| Week | Date | Ch. | Topic(s) |
| 1. | Jan. 6 | 1, 2 | Model Systems, Enumeration of States, Entropy, ... |
| 2. | Jan. 13 | 2, 3 | Temperature, Equilibrium, Canonical Ensemble, ... |
| 3. | Jan. 20 | 3 | Boltzmann Distribution, Helmholtz Free Energy, Partition Function, ... |
| 4. | Jan. 27 | 6, 8 | Ideal Gases, Reversibility, Engines & Refrigerators |
| 5. | Feb. 3 | 5, 8, 9 | Axiomatic Thermodynamics, Gibbs Free Energy, Enthalpy |
| 6. | Feb. 10 | 5, 9 | Grand Canonical Ensemble, Gibbs Sum, Chemical Potential |
| 7. | Feb. 17 | Spring Break followed by Midterm Exam | |
| 8. | Feb. 24 | 4, 7 | Planck Distribution, Radiation Laws, Bosons vs.

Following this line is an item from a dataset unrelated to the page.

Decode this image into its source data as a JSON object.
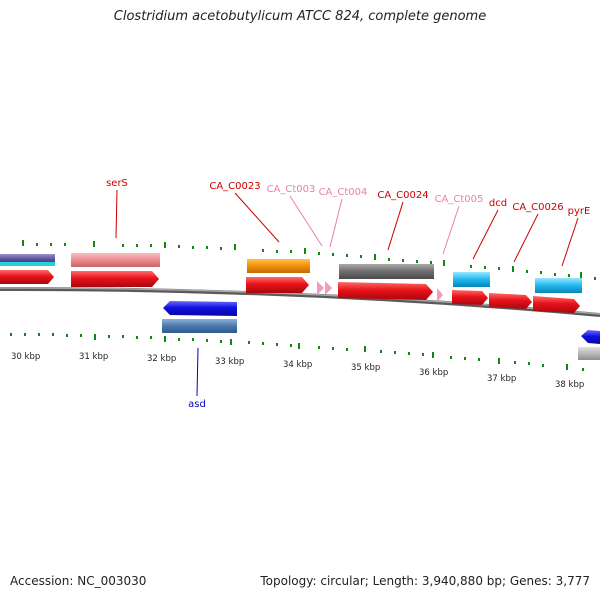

Fermions |
| 9. | Mar. 3 | 7 | Fermi Gases, Bose Condensates |
| 10. | Mar. 10 | 14 | Kinetic Theory: Maxwell Distributions, ... |
| 11. | Mar. 17 | 14 | Transport, Vacuum Technology |
| 12. | Mar. 24 | 10 | Real Gases, Phase Transitions |
| 13. | Mar. 31 | Overrun and Review |
We will probably not get to cover Ch. 11 (Binary Mixtures), Ch. 12 (Cryogenics), Ch. 13 (Semiconductor Statistics) or Ch. 15 (Propagation), nor will we treat every subject in the Chapters we do cover. This unfortunate truncation is an inevitable result of trying to do Statistical Mechanics in one term.
ADVICE: Re-read the Introduction (pp. 1-4) every few weeks to review the "big picture." It is a very nice summary. Do not fall behind, because we are obliged to move fast and most topics draw heavily on preceding material.